Ateez gave the debut performances of "Turbulence" and "The Real (Heung version)" at the 2021 Mnet Asian Music Awards on December 11, a day after the EP release. The group promoted the songs on several music programs, including The Show, Show Champion, Show! Music Core, and Inkigayo.
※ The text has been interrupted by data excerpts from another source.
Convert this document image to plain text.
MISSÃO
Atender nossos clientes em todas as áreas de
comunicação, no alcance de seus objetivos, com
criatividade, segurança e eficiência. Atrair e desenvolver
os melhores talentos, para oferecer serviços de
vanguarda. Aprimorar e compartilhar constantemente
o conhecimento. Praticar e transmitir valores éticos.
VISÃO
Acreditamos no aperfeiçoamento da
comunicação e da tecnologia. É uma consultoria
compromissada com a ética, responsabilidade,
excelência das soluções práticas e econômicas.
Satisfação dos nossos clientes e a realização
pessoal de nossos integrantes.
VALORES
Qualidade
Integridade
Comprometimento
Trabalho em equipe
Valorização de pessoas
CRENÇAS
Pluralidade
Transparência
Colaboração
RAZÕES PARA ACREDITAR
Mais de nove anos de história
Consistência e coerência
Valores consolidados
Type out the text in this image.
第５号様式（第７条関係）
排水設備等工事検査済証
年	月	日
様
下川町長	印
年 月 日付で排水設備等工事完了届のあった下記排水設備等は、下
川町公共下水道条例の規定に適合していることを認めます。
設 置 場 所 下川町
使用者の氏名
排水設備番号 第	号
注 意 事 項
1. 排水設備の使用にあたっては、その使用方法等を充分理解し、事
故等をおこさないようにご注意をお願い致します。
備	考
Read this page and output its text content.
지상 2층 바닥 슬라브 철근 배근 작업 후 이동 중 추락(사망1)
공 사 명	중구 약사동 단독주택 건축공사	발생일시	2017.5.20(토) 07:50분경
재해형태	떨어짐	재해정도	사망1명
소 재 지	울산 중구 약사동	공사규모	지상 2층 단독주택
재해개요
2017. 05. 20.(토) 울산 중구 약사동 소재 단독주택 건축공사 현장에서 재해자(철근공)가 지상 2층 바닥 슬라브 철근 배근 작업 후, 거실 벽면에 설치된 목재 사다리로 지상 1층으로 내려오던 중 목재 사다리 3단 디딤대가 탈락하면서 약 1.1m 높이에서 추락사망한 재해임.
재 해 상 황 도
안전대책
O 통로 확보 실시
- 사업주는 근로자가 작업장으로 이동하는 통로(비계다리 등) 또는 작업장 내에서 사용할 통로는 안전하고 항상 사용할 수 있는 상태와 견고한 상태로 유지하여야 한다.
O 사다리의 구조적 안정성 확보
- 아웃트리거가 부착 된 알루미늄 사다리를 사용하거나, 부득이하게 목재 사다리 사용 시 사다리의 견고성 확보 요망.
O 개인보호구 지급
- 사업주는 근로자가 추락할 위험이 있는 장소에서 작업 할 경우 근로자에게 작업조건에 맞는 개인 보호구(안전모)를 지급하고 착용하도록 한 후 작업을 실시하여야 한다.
They also guested on Idol Radio and Kiss the Radio for album promotion.

On December 25, Ateez upload a 'Christmas special clip' of the B-side "The Letter". They joined as the series' first guest on the It's Live Original concert show launching on December 30. They brought live band sessions of "Turbulence" and few other songs, as well as a performance of "The Real (Heung version)" filmed in the Daejanggeum Theme Park.

== Track listing ==

Zero: Fever Epilogue
| No. | Title | Lyrics | Music | Arrangement | Length |
|---|---|---|---|---|---|
| 1. | "Turbulence" (야간비행) | Eden; Ollounder; Leez; Peperoni; Oliv; Hongjoong; Mingi; | Eden; Ollounder; Leez; Peperoni; Oliv; | Eden; Ollounder; Leez; Peperoni; Oliv; | 3:19 |
| 2. | "Be with You" | Eden; Ollounder; Leez; Maddox; Peperoni; Oliv; | Eden; Ollounder; Leez; Maddox; Peperoni; Oliv; | Eden; Ollounder; Leez; Maddox; Peperoni; Oliv; | 3:42 |
| 3. | "The Letter" | Eden; Ollounder; Leez; Peperoni; Oliv; Hongjoong; Mingi; | Eden; Ollounder; Leez; Peperoni; Oliv; | Eden; Ollounder; Leez; Peperoni; Oliv; | 3:51 |
| 4. | "Still Here" (Korean version) | Eden; Ollounder; Leez; HLB; Hongjoong; Mingi; | Eden; Ollounder; Leez; | Ollounder | 3:16 |
| 5. | "Better" (Korean version) | Eden; Ollounder; Leez; Buddy; Hongjoong; Mingi; | Eden; Ollounder; Leez; Buddy; | Eden; Ollounder; Leez; Buddy; | 3:35 |
| 6. | "The Real" (Heung version; 멋 (흥:興 Ver.)) | Eden; Ollounder; Leez; Peperoni; Oliv; Hongjoong; Mingi; | Eden; Ollounder; Leez; Peperoni; Oliv; | Eden; Ollounder; Leez; Peperoni; Oliv; | 3:31 |
| 7. | "Wave" (Overture) | Eden; Leez; Buddy; Hongjoong; Mingi; | Eden; Leez; Buddy; | Eden; Leez; | 1:43 |
| 8. | "Wonderland" (Symphony No.9 "From the Wonderland") | Eden; Leez; Buddy; Ollounder; Hongjoong; Mingi; | Eden; Leez; Buddy; Ollounder; | Eden; Leez; Buddy; Ollounder; | 4:18 |
| 9. | "Answer: Ode to Joy" (featuring La Poem) | Eden; Ollounder; Leez; Hongjoong; Mingi; | Eden; Ollounder; Leez; Buddy; | Eden; Ollounder; Leez; Buddy; | 4:27 |
| 10. | "Outro: Over the Horizon" | Eden; Ollounder; Leez; Maddox; Peperoni; Oliv; | Eden; Ollounder; Leez; Maddox; Peperoni; Oliv; | Eden; Ollounder; Leez; Maddox; Peperoni; Oliv; | 1:42 |
| Total length: |  |  |  |  | 33:24 |

== Charts ==

===Weekly charts===

Weekly chart performance for Zero: Fever Epilogue
| Chart (2021) | Peak position |
|---|---|
| Belgian Albums (Ultratop Flanders) | 35 |
| Belgian Albums (Ultratop Wallonia) | 65 |
| Croatian International Albums (HDU) | 19 |
| Finnish Albums (Suomen virallinen lista) | 12 |
| French Physical Albums (SNEP) | 74 |
| Hungarian Albums (MAHASZ) | 17 |
| Japanese Albums (Oricon) | 9 |
| Japanese Hot Albums (Billboard Japan) | 14 |
| South Korean Albums (Gaon) | 1 |
| Swedish Physical Albums (Sverigetopplistan) | 14 |
| US Billboard 200 | 73 |
| US Top Album Sales (Billboard) | 11 |
| US World Albums (Billboard) | 1 |

===Monthly charts===

Monthly chart performance for Zero: Fever Epilogue
| Chart (2021) | Peak position |
|---|---|
| Japanese Albums (Oricon) | 19 |
| South Korean Albums (Gaon) | 2 |

===Year-end charts===

Year-end chart performance for Zero: Fever Epilogue
| Chart (2021) | Position |
|---|---|
| South Korean Albums (Gaon) | 32 |

== Accolades ==

Year-end Lists
| Critic/Publication | List | Work | Rank | Ref. |
|---|---|---|---|---|
| Genius Korea | 15 Best K-Pop Performances of 2021 | "Wonderland (Symphony No.9 "From the Wonderland")" | 1 |  |

==Certifications==

Certifications for Zero: Fever Epilogue
| Region | Certification | Certified units/sales |
| South Korea (KMCA) | Platinum | 250,000^{^} |
^{^} Shipments figures based on certification alone.